Bilim insanları yaşlanma kontrolünü sağlama yolunda yeni bulgulara ulaştı. Yaşlanma sürecinin insanlarınkine benzediği söylenen balık türü üzerinde yapılan deneyler, eşey hücre üretiminin durdurulmasının, yaşam süresine ilişkin, cinsiyete göre farklı sonuçlar doğurduğunu ortaya çıkardı
Bilim insanları Fransa Ulusal Demografik Araştırmalar Enstitüsü’nün (INED) verilerine göre, 2020 yılında Fransa’da beklenen yaşam süresi erkekler için 79,2 yıl ve kadınlar için 85,3 yıl olan yaşam süreleri arasındaki farkı araştırırken yeni keşifler yaptı.
Science Advances dergisinde yayınlanan yeni bir çalışma, bu farkın nedenine ilişkin bulgulardan bahsediyor. Turkuaz renkli, bir tatlı su balığı olan ‘killies’ üzerinde deneyler yapan araştırmacılar, eşey hücrelerinin üretiminin yaşam süresinde belirleyici olabileceğine dikkati çekiyor.
Yaşlanma kontrolünde sıçrama tahtası olabilir
The Guardian gazetesine araştırmayla ilgili konuşan Tohru Ishitani, araştırmanın insanlarda yaşlanmanın kontrolünü anlamak için bir sıçrama tahtası olacağı görüşünü savunan Ishitani, Killies’teki yaşlanma sürecinin insanlardakine benzediğini ve insanların yaşlanma sürecinin daha karmaşık olacağını düşünmediğini ifade etti.

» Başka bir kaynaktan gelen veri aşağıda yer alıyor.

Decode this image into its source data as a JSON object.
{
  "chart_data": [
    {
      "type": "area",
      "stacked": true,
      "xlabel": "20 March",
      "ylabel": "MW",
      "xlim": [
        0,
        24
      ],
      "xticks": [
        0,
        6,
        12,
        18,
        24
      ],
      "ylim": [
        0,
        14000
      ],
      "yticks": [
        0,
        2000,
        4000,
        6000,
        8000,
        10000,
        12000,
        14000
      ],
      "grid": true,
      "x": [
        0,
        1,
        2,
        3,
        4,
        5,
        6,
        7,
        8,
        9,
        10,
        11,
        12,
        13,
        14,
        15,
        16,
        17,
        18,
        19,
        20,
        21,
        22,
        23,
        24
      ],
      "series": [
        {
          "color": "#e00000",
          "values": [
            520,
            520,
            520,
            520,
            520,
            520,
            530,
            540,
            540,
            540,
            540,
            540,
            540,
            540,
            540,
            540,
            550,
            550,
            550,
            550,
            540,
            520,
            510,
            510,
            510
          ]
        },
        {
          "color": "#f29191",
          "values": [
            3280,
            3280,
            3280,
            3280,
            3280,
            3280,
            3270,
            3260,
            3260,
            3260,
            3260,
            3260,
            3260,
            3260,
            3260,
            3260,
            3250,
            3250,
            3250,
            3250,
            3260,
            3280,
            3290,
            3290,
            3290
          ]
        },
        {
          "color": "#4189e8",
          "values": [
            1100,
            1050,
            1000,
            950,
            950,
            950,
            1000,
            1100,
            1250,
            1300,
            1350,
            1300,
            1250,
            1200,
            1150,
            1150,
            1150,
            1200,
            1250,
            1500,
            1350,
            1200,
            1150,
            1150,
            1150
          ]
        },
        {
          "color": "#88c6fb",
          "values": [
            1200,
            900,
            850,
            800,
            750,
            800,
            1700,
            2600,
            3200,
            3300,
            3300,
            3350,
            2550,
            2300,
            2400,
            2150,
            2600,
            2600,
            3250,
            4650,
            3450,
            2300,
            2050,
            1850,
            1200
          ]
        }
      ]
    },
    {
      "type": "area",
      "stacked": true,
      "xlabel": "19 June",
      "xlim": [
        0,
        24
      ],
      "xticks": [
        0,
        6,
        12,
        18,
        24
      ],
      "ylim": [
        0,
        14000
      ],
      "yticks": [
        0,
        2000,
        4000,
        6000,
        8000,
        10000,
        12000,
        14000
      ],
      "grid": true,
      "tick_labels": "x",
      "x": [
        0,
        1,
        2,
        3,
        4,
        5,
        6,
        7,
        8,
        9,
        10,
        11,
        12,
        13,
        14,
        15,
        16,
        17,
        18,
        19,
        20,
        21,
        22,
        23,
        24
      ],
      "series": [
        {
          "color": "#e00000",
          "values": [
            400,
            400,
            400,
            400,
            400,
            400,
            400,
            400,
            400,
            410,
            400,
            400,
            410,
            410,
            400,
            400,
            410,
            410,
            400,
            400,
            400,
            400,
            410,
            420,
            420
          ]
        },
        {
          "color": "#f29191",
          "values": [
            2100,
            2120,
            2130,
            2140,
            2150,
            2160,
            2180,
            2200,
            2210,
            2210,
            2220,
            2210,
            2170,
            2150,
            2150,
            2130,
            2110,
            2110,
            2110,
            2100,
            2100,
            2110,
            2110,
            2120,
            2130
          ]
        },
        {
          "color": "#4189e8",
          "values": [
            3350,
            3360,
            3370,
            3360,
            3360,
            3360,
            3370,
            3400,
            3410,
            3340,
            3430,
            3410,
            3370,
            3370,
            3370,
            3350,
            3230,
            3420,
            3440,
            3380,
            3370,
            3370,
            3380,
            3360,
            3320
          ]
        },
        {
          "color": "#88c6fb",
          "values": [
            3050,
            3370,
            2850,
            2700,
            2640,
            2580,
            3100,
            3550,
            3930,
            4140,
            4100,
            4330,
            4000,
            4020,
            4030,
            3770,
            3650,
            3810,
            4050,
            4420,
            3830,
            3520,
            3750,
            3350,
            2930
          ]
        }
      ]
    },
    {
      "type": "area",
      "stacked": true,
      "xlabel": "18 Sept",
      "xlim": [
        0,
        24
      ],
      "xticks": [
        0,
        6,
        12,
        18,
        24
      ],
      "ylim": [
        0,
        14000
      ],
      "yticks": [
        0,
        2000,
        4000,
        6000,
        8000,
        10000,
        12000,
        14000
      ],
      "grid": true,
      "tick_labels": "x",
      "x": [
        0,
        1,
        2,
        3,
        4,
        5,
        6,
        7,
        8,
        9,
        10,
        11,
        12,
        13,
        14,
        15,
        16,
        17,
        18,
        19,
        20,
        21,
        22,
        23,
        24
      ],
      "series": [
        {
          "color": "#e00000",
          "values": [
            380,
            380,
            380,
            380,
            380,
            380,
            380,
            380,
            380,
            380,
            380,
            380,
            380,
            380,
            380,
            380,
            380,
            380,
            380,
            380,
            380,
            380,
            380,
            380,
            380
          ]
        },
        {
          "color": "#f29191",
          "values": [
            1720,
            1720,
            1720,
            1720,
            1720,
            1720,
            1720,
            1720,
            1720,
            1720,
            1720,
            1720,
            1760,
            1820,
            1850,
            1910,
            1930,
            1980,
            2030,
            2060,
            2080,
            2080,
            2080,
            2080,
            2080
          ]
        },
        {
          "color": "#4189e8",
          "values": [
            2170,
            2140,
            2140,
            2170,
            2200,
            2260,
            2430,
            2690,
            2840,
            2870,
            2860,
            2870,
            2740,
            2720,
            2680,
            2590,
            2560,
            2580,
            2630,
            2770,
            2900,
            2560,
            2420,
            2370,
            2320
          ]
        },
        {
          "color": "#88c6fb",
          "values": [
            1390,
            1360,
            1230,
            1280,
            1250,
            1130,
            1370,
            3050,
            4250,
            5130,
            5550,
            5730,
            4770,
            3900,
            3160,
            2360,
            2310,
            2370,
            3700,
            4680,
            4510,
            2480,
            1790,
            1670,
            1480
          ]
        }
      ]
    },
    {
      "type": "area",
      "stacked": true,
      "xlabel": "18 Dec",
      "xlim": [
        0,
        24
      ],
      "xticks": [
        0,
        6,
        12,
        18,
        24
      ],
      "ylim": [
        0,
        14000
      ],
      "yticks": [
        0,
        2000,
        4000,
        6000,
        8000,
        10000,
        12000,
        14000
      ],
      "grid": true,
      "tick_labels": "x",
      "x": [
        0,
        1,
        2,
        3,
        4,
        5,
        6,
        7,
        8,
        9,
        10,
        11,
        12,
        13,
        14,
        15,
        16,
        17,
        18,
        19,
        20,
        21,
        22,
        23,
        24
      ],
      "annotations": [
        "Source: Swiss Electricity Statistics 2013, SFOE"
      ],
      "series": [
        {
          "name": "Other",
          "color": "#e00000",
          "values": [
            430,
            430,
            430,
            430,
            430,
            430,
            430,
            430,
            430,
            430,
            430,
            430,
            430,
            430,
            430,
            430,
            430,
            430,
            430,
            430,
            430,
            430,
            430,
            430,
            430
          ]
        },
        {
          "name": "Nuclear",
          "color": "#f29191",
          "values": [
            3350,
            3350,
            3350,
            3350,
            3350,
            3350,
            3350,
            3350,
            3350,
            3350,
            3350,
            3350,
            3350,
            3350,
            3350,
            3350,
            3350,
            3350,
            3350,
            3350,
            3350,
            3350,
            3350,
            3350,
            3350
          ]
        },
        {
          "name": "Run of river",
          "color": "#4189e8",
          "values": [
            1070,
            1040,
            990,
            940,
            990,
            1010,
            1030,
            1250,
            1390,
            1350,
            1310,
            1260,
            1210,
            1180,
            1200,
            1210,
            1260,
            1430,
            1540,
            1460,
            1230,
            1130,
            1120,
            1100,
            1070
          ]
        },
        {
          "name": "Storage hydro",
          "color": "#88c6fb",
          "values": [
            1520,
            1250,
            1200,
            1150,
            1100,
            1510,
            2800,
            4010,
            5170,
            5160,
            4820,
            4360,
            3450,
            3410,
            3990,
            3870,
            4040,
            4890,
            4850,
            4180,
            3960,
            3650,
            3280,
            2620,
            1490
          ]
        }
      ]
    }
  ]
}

Araştırma eşey hücrelerine dayandırıldı
İki cinsiyet arasındaki en büyük farklardan biri olan sperm ve yumurta hücrelerine dayandırılan araştırmada, erkekler için spermatozoa ve kadınlar için yumurta olmak üzere gametlerin kökeninde yer alan germ hücrelerinin üretimi deney süreçlerinde durdurularak eşey hücre üretiminin kadın ve erkeklerde farklı sonuçlar ortaya çıktığı gözlemlendi.
Eşey hücre üretimi durdurulan erkek daha uzun yaşıyor
Araştırmacılar deneylerde, eşey hücresi üretimi olmadan erkeklerin daha uzun yaşadığı ve kadınların ise daha genç öldüğü sonucuna ulaştılar.
Tohru Ishitani bu sonucu şöyle değerlendirdi: “Eşey hücrelerini ortadan kaldırmanın hem erkeklerin hem de kadınların ömrünü uzatmasını bekliyorduk, ancak bu sadece erkeklerin ömrünü uzattı ve kadınların ömrünü kısalttı. Bu beklenmedik bir durumdu, ancak bu keşfin cinsiyetler arasındaki yaşam beklentisi farklılıklarının daha iyi anlaşılmasını sağlayabileceğini fark ettik.”